20 - 25Lists all the varieties of apples they grew. Lots of them rotted on the ground. Released hogs into the orchard to clean them up.
25 - 30Grew herbs, garlic, keebler onions, sage and thyme. Mention of lilacs, rose bushes, many other flowers that were propagated. Poems recited entitled "Mary Loved Lilacs" and a story about flowers.
Tape 1
Side B
0 - 2Pause.
2 - 5Raised cattle, pigs, ducks, turkeys, geese. Self sufficiency of pioneers. Used goose feathers for pillows.

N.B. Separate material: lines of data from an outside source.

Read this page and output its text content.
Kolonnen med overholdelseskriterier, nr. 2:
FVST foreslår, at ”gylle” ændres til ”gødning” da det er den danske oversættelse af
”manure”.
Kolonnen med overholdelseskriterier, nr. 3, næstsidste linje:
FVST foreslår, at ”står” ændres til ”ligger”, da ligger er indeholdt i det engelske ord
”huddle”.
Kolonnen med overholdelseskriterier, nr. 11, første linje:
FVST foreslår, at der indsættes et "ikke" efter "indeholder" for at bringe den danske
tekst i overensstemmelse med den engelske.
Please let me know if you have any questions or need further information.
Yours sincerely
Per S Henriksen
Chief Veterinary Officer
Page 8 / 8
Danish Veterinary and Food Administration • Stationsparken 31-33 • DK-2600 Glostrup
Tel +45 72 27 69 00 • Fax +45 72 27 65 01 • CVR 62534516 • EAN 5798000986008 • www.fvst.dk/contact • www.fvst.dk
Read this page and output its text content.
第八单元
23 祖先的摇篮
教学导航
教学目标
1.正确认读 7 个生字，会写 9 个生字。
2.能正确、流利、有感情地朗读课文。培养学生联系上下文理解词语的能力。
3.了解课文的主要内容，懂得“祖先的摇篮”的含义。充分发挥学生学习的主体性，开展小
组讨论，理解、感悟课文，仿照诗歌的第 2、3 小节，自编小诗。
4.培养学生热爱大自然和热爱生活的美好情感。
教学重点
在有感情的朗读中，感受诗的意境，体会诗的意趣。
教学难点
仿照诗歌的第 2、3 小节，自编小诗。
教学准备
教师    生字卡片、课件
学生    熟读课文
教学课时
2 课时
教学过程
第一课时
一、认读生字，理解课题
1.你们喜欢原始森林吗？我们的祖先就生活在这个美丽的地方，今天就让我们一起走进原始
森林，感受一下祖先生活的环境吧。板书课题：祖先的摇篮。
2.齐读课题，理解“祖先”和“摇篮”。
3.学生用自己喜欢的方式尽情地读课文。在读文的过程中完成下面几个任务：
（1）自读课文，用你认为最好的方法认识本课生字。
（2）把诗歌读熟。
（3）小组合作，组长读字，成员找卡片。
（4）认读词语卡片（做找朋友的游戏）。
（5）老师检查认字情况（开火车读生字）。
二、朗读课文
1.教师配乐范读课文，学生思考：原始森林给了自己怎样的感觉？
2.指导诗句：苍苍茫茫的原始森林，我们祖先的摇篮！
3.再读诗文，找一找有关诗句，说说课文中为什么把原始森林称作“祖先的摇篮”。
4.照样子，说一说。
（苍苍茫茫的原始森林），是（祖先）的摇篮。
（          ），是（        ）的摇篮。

Bride's social obligation to make a feather tick and pillows before marriage. Carded and spun wool. Raised bees and robbed wild bee hives from May through June but discontinued because of bee stings. Then honey was bought at the store. Rhymes about bees.
5 - 6Brought cattle and horses behind wagon trains as well as pigs and chickens purchased in valley. Valley settled in 1871. Care of animals by women while men worked in the fields.
6 - 8Abundance of water and springs, digging of wells, --soft water from the mountains. Ran water into the house by the force of gravity. Reservoirs stored water.
8 - 9Traveled to Walla Walla in 1877 for clothing. People frugal in caring for clothing to insure longevity.
9 - 10Railroad came to Moscow in 1884. Increased volume of latest fashions and supplies.
10 - 11Peddlers, Watkin's salesmen, and the "meat man" who delivered fresh meat daily. Hung beef from a tree until a crust formed and would keep for several days.
11 - 12Would love to see the Gypsies. Told fortunes.
12 - 15Lived by Nez Perce trail. Father was a missionary to the Indians. Indians were invited and ate meals with their family.
15 - 18Children's chores. Brought in cattle, milked cows, gathered eggs, fed chickens, and worked in the garden. Rode horses for recreation.
18 - 23Disease and illnesses. Moscow scourge of "Black Diptheria" in 1884 claimed the lives of many small children. Mr. Johnson's "secret remedy" which was a worthless hoax. No remedies for whooping cough. Children died. White children with immunity survived measles. Indian children with less resistence who were exposed, died.